Abstract| Volume 29, SUPPLEMENT 2, S12, September 2021

Download started.


XT-150- A novel immunomodulatory gene therapy for osteoarthritis pain in phase 2b development

      Purpose: Xalud Therapeutics, Inc., is developing XT-150, a novel immune-modulating gene therapy platform based upon a non-integrating DNA plasmid containing a long-acting variant of human IL-10 (hIL-10v). IL-10 is a potent anti-inflammatory cytokine that resolves pro-inflammatory environments caused by cytokines such as TNFα, IL-1β and IL-6. IL-10 is well understood to be important in modulating the pathogenesis of inflammatory diseases. Previously IL-10 has eluded drug development, since as a systemically delivered protein it is rapidly cleared and attains low target concentrations. Xalud Therapeutics has a novel, breakthrough treatment approach which allows delivery to the target inflamed tissue and uses the native inflammatory cells there to produce a long acting variant of human Il-10. XT-150 is taken up by immune-surveying cells such as synoviocytes and causes those cells to manufacture and release Xalud’s hIL-10v protein which Results in a decrease in inflammatory drivers over an extended period of time. Significant informative data has been generated for XT-150. It has been administered as a single injection in a double-blind, placebo-controlled study of pet dogs with severe OA and significant pain relief and improvement of function was observed. In the open-label, extension phase of this study, significant pain relief and improved function was last observed to last on average of 38 weeks after the single initial injection. Potential disease-modification has been demonstrated in an equine model of mild-to-moderate OA. GLP toxicology studies of XT-150 in rodents and dogs have demonstrated a good safety profile with a No Observed Adverse Event Level (NOAEL) being the highest doses tested, roughly 3-fold higher than projected human doses. Additionally, no antibodies to native IL-10 or hIL-10v have been found in any animals following single or multiple injections. Because XT-150 is a plasmid, there is no risk of, nor actual genomic integration.
      Methods: Our initial clinical target is in the treatment of pain associated with osteoarthritis (OA) of the knee. Two First-In-Human Phase 1 studies in a total of 56 subjects with severe osteoarthritic knee pain have been completed. Subjects had a single intra-articular injection over a range of doses from 15 μg to 600 μg, or a saline control. In a third extension study, a second intra-articular injection of XT-150 (450 μg) was given. Fifteen μg was predicted and confirmed to be below the Minimal Anticipated Biological Effect Level (MABEL) based on preclinical studies A Randomized, Double-blind, Placebo-controlled Phase 2b study with planned enrollment of 270 subjects is currently underway with 215 subjects enrolled as of February 2021. This study includes subjects with moderate-to-severe knee pain with radiographically documented OA (Kellgren-Lawrence grades 2 and 3).
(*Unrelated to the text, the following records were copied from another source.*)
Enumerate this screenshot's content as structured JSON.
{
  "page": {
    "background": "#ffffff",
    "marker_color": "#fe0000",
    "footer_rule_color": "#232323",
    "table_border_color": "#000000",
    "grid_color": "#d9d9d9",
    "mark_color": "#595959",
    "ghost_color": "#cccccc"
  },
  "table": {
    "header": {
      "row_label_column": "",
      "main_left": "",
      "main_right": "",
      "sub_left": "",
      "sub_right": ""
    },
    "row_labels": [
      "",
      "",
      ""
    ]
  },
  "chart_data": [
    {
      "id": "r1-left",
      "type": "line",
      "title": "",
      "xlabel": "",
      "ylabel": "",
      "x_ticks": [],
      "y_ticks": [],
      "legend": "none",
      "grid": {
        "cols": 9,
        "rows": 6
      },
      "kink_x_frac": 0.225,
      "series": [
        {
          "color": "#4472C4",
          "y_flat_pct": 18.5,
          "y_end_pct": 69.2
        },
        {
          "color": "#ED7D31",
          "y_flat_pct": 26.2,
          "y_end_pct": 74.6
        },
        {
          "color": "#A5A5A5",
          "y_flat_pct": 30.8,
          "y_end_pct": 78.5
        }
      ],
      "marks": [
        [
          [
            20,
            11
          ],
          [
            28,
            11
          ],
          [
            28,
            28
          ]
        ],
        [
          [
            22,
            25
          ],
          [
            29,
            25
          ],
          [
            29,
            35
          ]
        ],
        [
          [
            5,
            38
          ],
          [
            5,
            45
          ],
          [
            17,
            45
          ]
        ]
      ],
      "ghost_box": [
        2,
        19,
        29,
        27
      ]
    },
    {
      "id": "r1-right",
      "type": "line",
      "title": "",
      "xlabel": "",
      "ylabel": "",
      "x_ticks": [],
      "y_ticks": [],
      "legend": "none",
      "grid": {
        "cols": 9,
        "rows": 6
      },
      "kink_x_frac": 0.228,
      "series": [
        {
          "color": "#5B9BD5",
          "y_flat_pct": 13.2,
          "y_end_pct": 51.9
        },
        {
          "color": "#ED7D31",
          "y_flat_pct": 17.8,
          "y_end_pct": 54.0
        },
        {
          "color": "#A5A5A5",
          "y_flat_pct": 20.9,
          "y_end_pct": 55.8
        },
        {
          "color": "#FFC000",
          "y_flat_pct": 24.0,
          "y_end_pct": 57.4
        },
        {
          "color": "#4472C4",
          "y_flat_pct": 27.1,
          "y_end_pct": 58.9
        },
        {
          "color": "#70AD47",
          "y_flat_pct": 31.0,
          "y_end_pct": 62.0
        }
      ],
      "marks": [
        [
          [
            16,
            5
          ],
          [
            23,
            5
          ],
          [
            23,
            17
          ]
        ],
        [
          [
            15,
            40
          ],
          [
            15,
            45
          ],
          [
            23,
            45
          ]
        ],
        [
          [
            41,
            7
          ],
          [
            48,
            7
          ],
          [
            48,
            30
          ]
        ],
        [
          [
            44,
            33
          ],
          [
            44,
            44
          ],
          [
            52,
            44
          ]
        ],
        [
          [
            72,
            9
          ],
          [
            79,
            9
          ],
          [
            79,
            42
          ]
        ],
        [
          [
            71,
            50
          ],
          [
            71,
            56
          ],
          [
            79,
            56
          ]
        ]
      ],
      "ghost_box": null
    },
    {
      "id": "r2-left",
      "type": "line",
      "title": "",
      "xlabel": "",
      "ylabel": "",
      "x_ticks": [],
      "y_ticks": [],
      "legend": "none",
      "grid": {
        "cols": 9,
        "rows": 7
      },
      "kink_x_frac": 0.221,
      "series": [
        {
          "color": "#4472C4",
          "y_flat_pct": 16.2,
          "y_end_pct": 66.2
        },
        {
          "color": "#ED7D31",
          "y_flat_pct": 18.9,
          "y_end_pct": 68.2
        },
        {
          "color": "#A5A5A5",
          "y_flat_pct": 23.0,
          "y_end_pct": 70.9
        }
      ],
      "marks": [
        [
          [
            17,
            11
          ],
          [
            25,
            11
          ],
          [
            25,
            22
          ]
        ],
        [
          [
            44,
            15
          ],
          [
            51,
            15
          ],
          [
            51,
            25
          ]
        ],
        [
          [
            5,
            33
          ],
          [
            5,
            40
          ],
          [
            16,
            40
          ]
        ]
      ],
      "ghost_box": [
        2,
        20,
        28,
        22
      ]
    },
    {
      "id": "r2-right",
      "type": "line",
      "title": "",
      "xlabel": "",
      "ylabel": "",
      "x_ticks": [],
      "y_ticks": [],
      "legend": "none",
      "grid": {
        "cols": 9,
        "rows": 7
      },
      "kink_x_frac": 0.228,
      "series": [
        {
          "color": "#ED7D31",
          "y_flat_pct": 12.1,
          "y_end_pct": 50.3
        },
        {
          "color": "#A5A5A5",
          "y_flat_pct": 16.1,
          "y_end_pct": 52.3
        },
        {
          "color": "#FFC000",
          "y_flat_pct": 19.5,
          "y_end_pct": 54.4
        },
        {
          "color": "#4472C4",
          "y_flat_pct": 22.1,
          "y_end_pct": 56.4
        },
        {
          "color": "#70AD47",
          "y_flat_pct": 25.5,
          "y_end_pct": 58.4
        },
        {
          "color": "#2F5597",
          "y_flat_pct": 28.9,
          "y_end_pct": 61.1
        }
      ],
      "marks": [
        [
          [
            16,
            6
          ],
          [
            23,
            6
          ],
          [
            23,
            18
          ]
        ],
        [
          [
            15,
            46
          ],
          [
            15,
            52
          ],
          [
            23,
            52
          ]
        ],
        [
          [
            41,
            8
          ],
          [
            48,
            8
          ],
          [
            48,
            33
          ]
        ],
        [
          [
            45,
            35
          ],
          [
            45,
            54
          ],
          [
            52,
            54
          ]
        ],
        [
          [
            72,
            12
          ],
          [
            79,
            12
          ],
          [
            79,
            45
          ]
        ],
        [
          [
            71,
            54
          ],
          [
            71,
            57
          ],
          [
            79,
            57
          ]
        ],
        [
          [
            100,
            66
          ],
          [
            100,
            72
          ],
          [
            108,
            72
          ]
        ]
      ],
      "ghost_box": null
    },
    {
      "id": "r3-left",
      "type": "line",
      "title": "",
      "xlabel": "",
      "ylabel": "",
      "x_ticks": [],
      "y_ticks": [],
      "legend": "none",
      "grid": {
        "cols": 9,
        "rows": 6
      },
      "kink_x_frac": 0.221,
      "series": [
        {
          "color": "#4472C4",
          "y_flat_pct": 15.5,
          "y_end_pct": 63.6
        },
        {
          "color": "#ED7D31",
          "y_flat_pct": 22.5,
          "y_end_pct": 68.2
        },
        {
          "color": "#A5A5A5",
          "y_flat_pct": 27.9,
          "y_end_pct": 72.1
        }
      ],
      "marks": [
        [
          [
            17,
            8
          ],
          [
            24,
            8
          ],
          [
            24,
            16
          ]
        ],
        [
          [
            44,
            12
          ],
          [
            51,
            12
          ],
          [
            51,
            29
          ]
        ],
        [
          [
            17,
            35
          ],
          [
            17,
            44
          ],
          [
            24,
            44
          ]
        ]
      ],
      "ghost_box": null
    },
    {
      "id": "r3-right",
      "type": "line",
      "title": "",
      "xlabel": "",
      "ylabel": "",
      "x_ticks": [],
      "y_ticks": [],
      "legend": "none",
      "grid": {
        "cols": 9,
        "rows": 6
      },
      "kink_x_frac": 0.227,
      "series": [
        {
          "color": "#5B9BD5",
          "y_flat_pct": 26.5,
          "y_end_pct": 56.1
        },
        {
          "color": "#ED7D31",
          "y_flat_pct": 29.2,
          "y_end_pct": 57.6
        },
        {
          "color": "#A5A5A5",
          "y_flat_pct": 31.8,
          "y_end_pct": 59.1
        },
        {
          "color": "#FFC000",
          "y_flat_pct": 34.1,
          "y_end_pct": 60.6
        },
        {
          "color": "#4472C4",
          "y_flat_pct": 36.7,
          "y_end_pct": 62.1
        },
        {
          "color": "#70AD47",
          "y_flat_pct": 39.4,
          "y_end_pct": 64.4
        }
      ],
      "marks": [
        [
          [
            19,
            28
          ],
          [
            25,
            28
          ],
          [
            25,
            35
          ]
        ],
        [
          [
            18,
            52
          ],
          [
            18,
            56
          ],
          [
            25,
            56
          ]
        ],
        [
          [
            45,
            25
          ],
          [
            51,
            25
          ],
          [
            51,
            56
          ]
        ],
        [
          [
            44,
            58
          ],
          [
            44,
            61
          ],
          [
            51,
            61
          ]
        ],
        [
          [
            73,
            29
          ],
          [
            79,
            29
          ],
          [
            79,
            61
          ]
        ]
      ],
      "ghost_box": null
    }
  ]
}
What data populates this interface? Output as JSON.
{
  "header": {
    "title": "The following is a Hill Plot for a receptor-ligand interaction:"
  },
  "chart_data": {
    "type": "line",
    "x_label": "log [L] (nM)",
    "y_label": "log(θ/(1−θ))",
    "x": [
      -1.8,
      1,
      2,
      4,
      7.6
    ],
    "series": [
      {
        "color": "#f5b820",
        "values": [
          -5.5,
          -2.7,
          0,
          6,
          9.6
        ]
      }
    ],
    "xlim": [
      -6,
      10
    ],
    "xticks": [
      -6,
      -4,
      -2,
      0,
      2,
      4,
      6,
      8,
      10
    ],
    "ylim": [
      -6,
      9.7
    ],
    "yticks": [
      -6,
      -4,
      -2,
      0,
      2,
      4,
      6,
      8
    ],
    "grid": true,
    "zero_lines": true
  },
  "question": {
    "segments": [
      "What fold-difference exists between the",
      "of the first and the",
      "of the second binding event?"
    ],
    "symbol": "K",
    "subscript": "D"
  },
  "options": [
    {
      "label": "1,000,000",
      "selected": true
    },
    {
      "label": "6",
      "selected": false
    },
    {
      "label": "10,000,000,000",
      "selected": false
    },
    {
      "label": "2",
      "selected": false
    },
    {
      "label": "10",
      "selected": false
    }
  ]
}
Study duration previously for safety and efficacy was six months in the two initial Phase 1 studies, with an additional six month follow up in the extension study, whereas, duration is up to a year in the current Phase 2b study.
      Results: To date, Eight Serious Adverse Events have been seen over the four studies combined. None have been attributed to study drug. Small numbers of “related” adverse events (N=8 in the first 3 studies) attributed to drug have shown no dose relationship. All were mild to moderate, transient, and predominantly characterized as local injection site pain. No antibodies to native IL-10 or hIL-10v have been found following single or double-injections in any subjects. . Exploratory efficacy analyses of the combined First-In-Human studies has shown XT-150 treatment provided clinically significant reductions in pain (as measured by both WOMAC Pain and BPI Worst Pain scales) as well as improvements in the BPI Walking Ability functional scores when compared to pooled data from placebo and a no-effect dose of 15 μg. For example, in a WOMAC Responder analysis for Pain (30% reduction from baseline vs Day 180), the placebo group demonstrated a 21% response rate vs. 67% for the 150 μg group (p=0.01). These improvements began at first study visit on Day 7 and continued through the primary endpoint on Day 180.
      Conclusions: In summary, XT-150 is a novel, immune modulating plasmid gene therapy which has an excellent safety profile in all studies to date with the potential to have long lasting pain relief and improvement of function in people who suffer from osteoarthritis of the knee.